What do we think of when we hear the word “family”? Maybe it is our family of origin: mother, father, siblings, if that has been our story. Maybe it is the family in which we are situated now, which may mean a spouse, children, or not. Maybe where we are now is awareness of being alone, having once had these relationships but having outlived them. Maybe, also, our idea of family is different to start with because we are part of a culture which doesn’t think just in terms of the nuclear family but which embraces a much wider circle of relationships, where terms like “aunty”, “uncle”, “cousin”, “grandparents” don’t carry particularly defined roles but which are all part of “family” together. In these cultures the individualistic “I” does not exist in the same way because it was, and is, about “we”. So there is not such a concept of “me” and “mine” but rather of “our”. Of course, this is not just about words but about the way in which we understand relationships and the things that make our society work. In the pervasive individualism of secularism, many of us may feel a yearning for the kind of community we see in cultures that display that more clearly, even though any kinds of familial relationships have their points of stress and challenge.

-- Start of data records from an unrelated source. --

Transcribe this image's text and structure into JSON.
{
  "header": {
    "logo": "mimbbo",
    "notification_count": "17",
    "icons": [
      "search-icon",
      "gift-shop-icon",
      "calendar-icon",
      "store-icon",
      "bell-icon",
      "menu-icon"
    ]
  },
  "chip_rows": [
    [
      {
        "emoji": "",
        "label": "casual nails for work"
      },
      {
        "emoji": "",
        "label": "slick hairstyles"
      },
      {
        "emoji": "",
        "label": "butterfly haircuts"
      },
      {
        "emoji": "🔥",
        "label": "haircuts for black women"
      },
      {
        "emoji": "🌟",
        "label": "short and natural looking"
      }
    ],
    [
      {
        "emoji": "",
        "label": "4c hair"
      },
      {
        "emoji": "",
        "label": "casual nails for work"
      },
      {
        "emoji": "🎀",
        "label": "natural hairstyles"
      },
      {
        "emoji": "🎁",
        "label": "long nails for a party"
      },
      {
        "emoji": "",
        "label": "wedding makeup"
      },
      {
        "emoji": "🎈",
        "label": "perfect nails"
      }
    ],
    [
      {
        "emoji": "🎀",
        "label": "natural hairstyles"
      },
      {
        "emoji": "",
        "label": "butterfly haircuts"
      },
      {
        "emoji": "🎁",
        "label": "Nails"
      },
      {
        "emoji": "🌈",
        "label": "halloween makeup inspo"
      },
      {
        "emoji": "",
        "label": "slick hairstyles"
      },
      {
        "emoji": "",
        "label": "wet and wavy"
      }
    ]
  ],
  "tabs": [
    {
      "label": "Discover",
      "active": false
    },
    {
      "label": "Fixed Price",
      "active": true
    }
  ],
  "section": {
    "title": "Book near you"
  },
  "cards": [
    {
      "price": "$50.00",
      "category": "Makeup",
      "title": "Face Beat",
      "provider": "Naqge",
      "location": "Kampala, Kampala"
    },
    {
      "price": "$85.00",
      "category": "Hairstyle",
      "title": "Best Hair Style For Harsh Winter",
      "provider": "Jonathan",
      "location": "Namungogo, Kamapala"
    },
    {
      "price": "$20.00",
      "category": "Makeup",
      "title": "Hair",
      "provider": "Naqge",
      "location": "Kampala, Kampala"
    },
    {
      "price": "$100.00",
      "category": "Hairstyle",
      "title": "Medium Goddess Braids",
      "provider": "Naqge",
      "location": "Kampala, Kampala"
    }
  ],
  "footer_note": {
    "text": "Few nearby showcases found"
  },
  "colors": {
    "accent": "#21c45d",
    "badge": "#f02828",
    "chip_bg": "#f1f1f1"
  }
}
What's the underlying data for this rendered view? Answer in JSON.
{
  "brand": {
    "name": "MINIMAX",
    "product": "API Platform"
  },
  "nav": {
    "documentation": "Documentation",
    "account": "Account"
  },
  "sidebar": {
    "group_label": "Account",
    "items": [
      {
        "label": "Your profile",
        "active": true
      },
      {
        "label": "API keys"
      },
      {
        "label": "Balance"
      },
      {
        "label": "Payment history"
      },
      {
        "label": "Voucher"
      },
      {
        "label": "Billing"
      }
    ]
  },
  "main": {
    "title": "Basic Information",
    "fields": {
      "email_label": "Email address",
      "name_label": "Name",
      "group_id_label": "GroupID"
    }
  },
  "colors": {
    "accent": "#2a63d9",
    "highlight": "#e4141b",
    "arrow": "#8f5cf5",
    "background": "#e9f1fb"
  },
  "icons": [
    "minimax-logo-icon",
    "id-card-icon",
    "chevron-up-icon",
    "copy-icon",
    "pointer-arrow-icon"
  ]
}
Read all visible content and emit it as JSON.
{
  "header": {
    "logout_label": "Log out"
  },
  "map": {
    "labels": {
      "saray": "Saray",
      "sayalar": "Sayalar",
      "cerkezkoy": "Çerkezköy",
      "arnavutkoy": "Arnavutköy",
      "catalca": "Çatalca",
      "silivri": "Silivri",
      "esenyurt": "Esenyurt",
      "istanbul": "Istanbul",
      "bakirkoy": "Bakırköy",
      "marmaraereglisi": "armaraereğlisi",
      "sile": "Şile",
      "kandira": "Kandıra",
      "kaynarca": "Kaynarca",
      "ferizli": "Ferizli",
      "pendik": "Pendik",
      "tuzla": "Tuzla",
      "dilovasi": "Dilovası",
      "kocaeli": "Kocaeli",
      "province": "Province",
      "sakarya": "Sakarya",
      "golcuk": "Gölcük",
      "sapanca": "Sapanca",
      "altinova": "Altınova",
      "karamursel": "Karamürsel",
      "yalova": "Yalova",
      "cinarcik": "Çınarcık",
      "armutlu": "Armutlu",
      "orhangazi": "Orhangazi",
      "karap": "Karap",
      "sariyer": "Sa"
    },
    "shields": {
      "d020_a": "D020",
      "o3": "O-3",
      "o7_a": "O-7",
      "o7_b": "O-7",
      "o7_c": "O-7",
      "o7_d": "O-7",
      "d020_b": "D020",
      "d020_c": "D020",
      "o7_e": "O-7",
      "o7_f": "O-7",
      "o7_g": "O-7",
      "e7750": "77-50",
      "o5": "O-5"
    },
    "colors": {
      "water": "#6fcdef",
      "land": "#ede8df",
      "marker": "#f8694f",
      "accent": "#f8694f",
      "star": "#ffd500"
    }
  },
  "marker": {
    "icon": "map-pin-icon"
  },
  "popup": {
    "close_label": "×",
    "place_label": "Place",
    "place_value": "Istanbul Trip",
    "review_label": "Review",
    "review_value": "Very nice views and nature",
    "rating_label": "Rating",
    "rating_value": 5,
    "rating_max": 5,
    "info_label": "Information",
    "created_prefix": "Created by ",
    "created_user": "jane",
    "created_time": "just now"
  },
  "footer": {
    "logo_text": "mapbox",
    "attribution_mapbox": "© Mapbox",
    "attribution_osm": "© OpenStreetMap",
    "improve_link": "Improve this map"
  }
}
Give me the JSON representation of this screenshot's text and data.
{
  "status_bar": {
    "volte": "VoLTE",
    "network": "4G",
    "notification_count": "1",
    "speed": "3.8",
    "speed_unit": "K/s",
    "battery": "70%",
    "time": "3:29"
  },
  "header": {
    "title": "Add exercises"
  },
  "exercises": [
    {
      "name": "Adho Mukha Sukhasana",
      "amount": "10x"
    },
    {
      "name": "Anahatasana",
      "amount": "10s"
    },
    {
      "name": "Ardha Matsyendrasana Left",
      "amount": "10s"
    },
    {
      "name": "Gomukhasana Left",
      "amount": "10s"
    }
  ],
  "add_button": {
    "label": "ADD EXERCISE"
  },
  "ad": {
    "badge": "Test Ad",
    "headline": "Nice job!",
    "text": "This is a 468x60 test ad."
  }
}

Jesus talked about family. In the lectionary, the reading from Mark’s gospel for this Sunday has Jesus’ family coming to try and take him home because they think “He is out of his mind”. He has just called 12 people to be his apostles so that they might help him in his ministry of healing the sick and casting out demons. He is a crowd attraction. He barely has time to eat. The authorities can’t take it. When his mother and brothers arrive, he refuses to go out to them even though the crowd tells him that they are there. He shocks everyone by asking “Who are my mother and brothers?”.
It’s a defining moment. We might see it as rejection, but Jesus is re-drawing the boundaries. He sits in the middle of a crowd of needy humanity, people who are prey to the powers of darkness and evil. Jesus takes his stand for the power of love and light and shows how it is God’s purpose that the family of humanity should know that power and find their true relationships flowing from that. The Church likes to think of itself as a family. It is a strong image but one that becomes true when its focus is not on preserving its own particular way of doing things but can be open to learn from one another’s experiences and include those who may have felt outside our own particular circles. Here again are Shirley Eirena Murray’s words:
Community of Christ, who make the Cross your own,
live out your creed and risk your life for God alone:
the God who wears your face, to whom all worlds belong,
whose children are of every race and every song.
Community of Christ, look past the Church's door
and see the refugee, the hungry, and the poor.
Take hands with the oppressed, the jobless in your street,
take towel and water, that you wash your neighbour's feet.